With respect to volts, if you have sub-zero cooling, you can push upto about 2.0V. When you start your PC, the fluctuation from no voltage (off) to 1.X V induces an extreme amount of heat, especially in the 90nm chips. Because the power management doesn't come into effect until POST (or sometimes Windows), this is where most failures occur, or as Windows is loading. With sub-zero cooling, the effects are significantly reduced, sometimes even reversed. That's why those
OC's are so stable. the only problem is the power-draw they use, and the price (although that all in one kit in the other thread is only about £80). The nearest thing to a TEC/Peltier, are heatpipes. And the more heatpipes you have, the closer you'll get to ambient temperature. Heatpipes are also the best passive air cooling you can get (currently they are anyway).
As for motherboards, Epox are awesome overclockers and they don't cost an arm and a leg. My 9NPAJ SLI is awesome at overclocking. Most
OC'ing problems aren't with the CPU's, chipsets, or graphics clocks. It lies with cheap memory. I mean, even the 2Gb GeIL i have isn't great at stability, but when it gets pushed, it's incredibly fast.

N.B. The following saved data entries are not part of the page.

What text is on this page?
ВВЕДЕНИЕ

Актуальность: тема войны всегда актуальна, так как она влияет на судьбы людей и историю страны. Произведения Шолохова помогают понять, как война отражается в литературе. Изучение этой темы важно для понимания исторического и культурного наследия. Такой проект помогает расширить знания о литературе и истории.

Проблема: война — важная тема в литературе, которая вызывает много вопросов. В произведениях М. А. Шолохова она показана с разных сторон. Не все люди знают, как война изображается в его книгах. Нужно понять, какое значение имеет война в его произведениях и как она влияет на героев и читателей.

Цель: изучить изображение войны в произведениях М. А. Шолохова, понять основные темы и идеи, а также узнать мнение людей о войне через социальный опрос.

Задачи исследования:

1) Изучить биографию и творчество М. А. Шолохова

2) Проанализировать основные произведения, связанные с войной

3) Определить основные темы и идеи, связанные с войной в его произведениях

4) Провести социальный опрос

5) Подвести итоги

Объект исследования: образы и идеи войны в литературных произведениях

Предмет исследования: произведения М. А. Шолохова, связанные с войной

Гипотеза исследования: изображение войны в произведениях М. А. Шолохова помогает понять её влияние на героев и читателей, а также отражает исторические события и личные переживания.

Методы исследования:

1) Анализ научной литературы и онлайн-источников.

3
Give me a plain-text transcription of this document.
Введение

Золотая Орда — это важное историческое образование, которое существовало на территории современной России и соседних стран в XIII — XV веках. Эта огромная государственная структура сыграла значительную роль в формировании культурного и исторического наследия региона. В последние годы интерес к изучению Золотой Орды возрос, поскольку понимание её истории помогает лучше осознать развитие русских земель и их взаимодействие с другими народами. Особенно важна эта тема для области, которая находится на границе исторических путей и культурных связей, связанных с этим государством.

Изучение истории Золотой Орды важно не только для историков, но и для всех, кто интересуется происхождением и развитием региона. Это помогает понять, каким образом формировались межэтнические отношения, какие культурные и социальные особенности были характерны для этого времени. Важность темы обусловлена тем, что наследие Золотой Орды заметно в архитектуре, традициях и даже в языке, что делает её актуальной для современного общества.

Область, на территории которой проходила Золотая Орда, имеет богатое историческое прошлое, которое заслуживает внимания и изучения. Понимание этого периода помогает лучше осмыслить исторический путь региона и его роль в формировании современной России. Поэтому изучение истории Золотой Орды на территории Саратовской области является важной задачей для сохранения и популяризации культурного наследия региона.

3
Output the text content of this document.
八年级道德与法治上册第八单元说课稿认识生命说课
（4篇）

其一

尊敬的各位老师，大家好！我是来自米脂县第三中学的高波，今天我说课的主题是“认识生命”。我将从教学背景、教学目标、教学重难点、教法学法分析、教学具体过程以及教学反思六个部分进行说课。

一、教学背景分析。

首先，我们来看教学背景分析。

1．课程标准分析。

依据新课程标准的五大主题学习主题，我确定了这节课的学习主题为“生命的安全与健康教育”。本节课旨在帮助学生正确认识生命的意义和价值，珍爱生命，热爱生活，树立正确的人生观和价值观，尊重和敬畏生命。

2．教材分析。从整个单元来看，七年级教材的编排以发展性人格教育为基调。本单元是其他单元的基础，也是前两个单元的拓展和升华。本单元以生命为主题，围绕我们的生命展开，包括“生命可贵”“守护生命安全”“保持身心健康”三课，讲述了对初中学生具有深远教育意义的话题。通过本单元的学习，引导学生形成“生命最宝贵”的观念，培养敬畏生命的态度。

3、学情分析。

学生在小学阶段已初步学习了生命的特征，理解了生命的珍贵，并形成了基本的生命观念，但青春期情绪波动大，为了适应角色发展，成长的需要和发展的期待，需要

I mean, ATM, the memory speed is at 245Mhz at 3-4-4-9-1T. Yeah, the timings are crap, but since it tends to handle clocks better, i decided that to get similar effects to low timings, i would have to get a decent clock speed out of them. And whattaya know, it's fine.
As for CPU's, i've found that setting the max multiplier you can and then upping the clock speed works. But you should set your RAM divider down a step just to get it stable. Then up the CPU a bit more. If you go unstable and you are sure it's not you're ram, set the CPU multi down a step (1 Multi step = 0.5).